CPEV : Pour le maintien des prestations actuelles et pour des améliorations indispensables

La situation financière de la Caisse de pensions de l’Etat de Vaud (CPEV) est et reste saine. C’est pourquoi nos trois organisations syndicales ont écrit le 8 février au Conseil d’Etat (CE) pour lui demander le maintien des prestations actuelles de la CPEV et connaître ses déterminations en la matière. Le plan actuellement en vigueur permet d’atteindre l’objectif de la loi fédérale à l’échéance de 2052 et il n’y a donc aucune raison contraignante de changer de plan. Nous avons à fin mars réitéré et précisé nos demandes au Conseil d’Etat avec un délai de réponse au 12 avril.

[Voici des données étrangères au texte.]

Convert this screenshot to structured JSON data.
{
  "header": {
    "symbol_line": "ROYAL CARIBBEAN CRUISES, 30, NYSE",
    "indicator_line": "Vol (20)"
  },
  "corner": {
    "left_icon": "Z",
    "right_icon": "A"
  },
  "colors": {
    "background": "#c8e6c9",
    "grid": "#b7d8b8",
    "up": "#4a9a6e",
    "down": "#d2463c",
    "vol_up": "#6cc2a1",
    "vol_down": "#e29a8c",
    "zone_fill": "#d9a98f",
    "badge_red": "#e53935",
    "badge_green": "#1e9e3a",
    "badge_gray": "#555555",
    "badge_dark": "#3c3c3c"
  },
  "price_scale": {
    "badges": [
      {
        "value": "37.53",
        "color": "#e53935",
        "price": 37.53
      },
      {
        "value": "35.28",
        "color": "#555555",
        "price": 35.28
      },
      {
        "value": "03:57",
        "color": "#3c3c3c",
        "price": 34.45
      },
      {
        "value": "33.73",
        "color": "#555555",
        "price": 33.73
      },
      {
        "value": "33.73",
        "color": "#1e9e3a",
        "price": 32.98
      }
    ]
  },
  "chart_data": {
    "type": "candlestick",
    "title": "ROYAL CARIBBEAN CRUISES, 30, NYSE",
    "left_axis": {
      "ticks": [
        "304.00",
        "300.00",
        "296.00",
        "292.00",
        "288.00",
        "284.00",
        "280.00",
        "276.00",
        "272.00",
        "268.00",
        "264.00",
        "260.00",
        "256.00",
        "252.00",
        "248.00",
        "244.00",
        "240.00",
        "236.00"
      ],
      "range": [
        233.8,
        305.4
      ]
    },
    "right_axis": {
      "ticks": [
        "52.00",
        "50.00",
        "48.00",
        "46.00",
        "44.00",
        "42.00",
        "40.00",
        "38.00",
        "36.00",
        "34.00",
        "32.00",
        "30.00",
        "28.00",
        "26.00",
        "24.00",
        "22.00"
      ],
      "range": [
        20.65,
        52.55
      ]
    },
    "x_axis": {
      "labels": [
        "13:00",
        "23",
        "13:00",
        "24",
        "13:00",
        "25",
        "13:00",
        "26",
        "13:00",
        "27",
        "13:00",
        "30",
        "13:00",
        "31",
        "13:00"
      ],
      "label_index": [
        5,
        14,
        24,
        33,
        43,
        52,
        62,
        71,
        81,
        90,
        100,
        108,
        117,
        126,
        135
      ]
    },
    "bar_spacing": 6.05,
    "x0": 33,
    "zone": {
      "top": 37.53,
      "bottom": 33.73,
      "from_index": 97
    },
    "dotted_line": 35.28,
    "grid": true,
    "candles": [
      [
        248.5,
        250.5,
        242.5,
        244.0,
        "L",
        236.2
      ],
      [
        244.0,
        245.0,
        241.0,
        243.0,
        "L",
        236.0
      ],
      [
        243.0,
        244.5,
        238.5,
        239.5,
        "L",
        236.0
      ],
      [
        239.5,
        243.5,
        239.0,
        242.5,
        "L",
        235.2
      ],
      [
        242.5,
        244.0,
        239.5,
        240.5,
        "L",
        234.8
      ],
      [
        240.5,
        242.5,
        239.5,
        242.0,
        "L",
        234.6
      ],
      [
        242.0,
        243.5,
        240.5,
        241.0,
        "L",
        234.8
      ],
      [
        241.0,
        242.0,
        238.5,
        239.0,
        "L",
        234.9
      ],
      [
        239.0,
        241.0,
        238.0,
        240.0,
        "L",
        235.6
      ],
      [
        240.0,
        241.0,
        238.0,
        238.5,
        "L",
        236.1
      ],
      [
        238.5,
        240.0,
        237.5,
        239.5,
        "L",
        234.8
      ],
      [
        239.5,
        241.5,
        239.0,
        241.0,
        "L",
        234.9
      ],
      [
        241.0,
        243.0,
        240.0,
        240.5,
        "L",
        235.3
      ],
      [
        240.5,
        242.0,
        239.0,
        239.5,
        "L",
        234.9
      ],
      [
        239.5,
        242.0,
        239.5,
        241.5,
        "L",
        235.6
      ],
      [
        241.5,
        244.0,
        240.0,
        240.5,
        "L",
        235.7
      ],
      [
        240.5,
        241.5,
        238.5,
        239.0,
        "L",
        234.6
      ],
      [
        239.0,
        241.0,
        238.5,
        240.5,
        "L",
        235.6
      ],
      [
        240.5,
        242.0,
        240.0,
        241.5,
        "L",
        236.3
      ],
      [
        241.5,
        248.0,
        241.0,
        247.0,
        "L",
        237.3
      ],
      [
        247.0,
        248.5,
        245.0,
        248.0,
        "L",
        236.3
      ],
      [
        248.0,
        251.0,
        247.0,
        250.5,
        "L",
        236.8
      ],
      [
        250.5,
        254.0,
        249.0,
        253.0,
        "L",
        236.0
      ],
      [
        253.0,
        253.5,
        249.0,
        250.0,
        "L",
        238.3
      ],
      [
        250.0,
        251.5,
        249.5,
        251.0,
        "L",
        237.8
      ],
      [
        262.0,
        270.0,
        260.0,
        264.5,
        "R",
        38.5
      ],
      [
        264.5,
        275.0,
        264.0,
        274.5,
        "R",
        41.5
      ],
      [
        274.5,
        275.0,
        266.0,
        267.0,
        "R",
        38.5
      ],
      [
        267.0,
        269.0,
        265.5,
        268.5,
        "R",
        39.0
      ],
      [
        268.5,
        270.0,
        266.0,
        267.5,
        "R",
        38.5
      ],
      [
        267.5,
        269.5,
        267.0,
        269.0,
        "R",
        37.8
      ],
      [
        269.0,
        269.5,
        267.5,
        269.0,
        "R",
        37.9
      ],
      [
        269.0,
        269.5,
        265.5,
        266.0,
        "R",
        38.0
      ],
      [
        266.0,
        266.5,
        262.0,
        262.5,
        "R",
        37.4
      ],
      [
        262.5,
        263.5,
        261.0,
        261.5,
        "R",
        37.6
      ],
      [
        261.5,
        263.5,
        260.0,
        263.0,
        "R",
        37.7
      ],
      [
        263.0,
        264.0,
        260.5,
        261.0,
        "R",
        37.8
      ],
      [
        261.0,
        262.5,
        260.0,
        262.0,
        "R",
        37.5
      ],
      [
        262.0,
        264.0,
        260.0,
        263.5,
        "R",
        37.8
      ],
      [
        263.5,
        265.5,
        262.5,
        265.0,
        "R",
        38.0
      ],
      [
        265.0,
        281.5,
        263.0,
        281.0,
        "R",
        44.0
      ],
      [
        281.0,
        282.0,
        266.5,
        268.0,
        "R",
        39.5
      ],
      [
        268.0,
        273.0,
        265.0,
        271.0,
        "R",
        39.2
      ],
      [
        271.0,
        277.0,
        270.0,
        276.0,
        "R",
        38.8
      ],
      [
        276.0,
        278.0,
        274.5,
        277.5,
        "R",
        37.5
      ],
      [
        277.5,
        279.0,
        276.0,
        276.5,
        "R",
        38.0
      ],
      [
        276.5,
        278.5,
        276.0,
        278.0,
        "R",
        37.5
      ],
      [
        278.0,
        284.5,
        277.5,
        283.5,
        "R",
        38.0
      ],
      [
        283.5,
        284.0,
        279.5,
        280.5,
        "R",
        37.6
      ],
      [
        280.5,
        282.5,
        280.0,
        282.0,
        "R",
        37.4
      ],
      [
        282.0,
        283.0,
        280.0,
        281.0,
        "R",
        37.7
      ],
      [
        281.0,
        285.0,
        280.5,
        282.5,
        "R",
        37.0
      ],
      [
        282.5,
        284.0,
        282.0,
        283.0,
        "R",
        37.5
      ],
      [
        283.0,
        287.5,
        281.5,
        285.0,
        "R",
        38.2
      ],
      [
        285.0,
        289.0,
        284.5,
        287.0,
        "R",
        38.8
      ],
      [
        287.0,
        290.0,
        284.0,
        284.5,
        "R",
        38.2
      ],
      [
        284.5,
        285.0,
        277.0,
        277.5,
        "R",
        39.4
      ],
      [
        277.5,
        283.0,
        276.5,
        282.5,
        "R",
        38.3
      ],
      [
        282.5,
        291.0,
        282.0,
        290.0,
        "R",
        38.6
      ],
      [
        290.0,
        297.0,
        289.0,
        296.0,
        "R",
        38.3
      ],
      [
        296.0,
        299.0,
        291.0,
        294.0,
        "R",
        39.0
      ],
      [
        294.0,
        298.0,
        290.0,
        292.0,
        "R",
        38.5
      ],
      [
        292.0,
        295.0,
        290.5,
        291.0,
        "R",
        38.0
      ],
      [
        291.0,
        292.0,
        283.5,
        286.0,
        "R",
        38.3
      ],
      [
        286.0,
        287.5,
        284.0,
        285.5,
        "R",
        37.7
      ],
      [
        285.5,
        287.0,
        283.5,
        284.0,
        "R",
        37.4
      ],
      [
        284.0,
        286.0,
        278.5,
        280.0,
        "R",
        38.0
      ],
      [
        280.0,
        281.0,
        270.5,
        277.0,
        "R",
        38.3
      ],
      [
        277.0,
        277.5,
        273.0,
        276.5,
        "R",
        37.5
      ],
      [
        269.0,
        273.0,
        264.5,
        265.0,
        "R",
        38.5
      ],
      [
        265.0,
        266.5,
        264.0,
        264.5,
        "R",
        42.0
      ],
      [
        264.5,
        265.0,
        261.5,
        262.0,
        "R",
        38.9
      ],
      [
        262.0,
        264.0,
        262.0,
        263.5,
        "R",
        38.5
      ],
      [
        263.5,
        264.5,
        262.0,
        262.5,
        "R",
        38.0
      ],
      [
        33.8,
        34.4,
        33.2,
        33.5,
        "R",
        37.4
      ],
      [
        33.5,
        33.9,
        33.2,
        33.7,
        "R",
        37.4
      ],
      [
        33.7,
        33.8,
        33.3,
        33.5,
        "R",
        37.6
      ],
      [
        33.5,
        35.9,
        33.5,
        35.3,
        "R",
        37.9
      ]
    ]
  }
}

En effet, un nouveau plan AS-SO est censé entrer en vigueur au 1er janvier 2025 et nous avons été récemment informé·e·s de l’existence d’un nouveau plan intitulé « mars 2024 » présenté par une délégation du Conseil d’administration de la CPEV à une délégation du Conseil d’Etat. Ces deux plans prévoient des dégradations des conditions actuelles et nous les combattrons tous les deux puisqu’ils entrainent, à des degrés divers, une dégradation des prestations.

Le Conseil d’Etat a invité les organisations du personnel à une rencontre le mercredi 24 avril prochain. À l’heure qu’il est, le Conseil d’Etat n’a toujours pas donné sa position sur la revendication de nos trois organisations, à savoir le maintien du plan actuel.

Le plan actuellement en vigueur doit donc être maintenu au-delà du 1er janvier 2025 et ce pour une durée de 5 ans au moins (i.e. jusqu’à la prochaine échéance légale).

De plus, l’inflation rend indispensable l’indexation des rentes de l’ensemble des rentières et rentiers présent·e·s et futur·e·s de la CPEV. Le financement d’une telle mesure doit toutefois, selon nous, être assumé intégralement par l’employeur.

Les rentes des femmes, en particulier, et des carrières courtes, non linéaires de manière générale, sont à améliorer. Il en va de même de la prise en compte de la pénibilité des conditions de travail. C’est pourquoi nous demandons au Conseil d’Etat et au Conseil d’administration d’ouvrir une négociation sur les questions fondamentales des inégalités face aux rentes dès le 1er janvier 2025. Il s’agira de combler des manquements sans en créer d’autres.

Nos organisations se préparent aux mesures de lutte nécessaires pour défendre les prestations actuelles, l’indexation des rentes et l’amélioration des rentes des femmes en particulier. Nous appelons dès lors les salarié·e·s à se tenir prêt·e·s à la mobilisation.